Berkelium(IV) fluoride (BkF4) is a yellow-green ionic solid and is isotypic with uranium tetrafluoride or zirconium(IV) fluoride. Berkelium(III) fluoride (BkF3) is also a yellow-green solid, but it has two crystalline structures. The most stable phase at low temperatures is isotypic with yttrium(III) fluoride, while upon heating to between 350 and 600 °C, it transforms to the structure found in lanthanum(III) fluoride.
Visible amounts of berkelium(III) chloride (BkCl3) were first isolated and characterized in 1962, and weighed only 3 billionths of a gram. It can be prepared by introducing hydrogen chloride vapors into an evacuated quartz tube containing berkelium oxide at a temperature about 500 °C. This green solid has a melting point of 600 °C, and is isotypic with uranium(III) chloride. Upon heating to nearly melting point, BkCl3 converts into an orthorhombic phase.

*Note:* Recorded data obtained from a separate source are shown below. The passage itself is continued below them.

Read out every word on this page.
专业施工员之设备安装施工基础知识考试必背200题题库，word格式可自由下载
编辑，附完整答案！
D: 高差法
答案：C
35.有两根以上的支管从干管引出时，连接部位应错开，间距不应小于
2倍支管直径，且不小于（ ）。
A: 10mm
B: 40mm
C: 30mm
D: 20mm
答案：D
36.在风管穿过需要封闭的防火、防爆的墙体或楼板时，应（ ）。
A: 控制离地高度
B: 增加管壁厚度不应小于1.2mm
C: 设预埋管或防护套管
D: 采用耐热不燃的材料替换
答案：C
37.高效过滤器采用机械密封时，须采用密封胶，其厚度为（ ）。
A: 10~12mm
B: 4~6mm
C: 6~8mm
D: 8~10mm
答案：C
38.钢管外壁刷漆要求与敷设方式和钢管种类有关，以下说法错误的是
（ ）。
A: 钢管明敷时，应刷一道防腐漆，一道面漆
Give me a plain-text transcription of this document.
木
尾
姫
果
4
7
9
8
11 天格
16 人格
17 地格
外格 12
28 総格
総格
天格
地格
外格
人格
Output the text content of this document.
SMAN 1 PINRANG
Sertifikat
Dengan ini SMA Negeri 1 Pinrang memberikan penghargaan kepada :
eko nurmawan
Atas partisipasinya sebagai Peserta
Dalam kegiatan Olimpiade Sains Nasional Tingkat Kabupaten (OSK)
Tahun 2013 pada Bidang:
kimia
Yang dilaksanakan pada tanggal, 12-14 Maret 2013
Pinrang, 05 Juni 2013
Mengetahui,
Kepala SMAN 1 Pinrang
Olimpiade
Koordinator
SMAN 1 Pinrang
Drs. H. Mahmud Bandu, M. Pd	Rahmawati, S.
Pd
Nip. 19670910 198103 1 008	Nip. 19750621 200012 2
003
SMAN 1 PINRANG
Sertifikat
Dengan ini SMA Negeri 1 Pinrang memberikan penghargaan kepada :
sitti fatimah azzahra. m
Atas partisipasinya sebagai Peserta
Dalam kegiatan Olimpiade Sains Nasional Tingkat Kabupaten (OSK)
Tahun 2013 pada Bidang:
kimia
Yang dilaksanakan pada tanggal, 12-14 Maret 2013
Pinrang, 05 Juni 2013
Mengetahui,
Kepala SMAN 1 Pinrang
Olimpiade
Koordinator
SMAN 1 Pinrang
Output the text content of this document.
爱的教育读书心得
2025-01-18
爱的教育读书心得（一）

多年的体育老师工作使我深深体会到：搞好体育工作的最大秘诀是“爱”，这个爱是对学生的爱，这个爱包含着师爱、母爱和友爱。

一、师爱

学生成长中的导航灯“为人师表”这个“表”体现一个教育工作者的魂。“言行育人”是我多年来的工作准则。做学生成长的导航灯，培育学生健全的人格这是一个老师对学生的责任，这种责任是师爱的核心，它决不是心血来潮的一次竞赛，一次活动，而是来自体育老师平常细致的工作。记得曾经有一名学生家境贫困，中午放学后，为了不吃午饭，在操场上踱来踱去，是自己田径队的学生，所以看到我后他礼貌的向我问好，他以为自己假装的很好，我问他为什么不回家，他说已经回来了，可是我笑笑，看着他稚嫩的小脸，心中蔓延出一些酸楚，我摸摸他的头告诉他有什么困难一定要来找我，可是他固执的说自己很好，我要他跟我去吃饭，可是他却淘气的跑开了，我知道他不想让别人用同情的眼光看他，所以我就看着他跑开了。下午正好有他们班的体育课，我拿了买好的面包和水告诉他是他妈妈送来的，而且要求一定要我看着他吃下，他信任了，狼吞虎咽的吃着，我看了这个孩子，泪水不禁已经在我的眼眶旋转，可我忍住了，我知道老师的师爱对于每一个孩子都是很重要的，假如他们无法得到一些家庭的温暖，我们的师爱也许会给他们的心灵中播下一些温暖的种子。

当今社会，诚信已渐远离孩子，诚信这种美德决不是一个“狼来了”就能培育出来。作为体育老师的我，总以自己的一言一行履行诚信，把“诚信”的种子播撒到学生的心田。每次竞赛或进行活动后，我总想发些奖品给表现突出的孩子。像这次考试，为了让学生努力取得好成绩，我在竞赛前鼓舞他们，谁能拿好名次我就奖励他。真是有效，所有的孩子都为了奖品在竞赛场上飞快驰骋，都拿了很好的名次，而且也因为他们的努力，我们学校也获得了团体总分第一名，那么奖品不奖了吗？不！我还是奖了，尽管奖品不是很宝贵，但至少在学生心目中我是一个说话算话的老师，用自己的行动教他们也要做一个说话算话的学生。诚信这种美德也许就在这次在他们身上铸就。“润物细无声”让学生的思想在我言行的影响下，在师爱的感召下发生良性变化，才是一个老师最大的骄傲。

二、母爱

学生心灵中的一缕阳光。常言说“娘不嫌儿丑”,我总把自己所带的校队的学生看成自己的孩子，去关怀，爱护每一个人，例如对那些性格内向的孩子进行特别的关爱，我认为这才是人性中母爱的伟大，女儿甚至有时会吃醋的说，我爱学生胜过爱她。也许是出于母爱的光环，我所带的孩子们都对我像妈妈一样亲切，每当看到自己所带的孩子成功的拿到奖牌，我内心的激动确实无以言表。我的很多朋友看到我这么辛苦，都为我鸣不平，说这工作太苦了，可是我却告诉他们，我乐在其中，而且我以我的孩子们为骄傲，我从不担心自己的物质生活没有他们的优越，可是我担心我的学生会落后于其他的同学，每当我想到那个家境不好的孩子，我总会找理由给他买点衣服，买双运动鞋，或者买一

Two forms of berkelium(III) bromide are known: one with berkelium having coordination 6, and one with coordination 8. The latter is less stable and transforms to the former phase upon heating to about 350 °C. An important phenomenon for radioactive solids has been studied on these two crystal forms: the structure of fresh and aged 249BkBr3 samples was probed by X-ray diffraction over a period longer than 3 years, so that various fractions of berkelium-249 had beta decayed to californium-249. No change in structure was observed upon the 249BkBr3—249CfBr3 transformation. However, other differences were noted for 249BkBr3 and 249CfBr3. For example, the latter could be reduced with hydrogen to 249CfBr2, but the former could not – this result was reproduced on individual 249BkBr3 and 249CfBr3 samples, as well on the samples containing both bromides. The intergrowth of californium in berkelium occurs at a rate of 0.22% per day and is an intrinsic obstacle in studying berkelium properties. Beside a chemical contamination, 249Cf, being an alpha emitter, brings undesirable self-damage of the crystal lattice and the resulting self-heating. The chemical effect however can be avoided by performing measurements as a function of time and extrapolating the obtained results.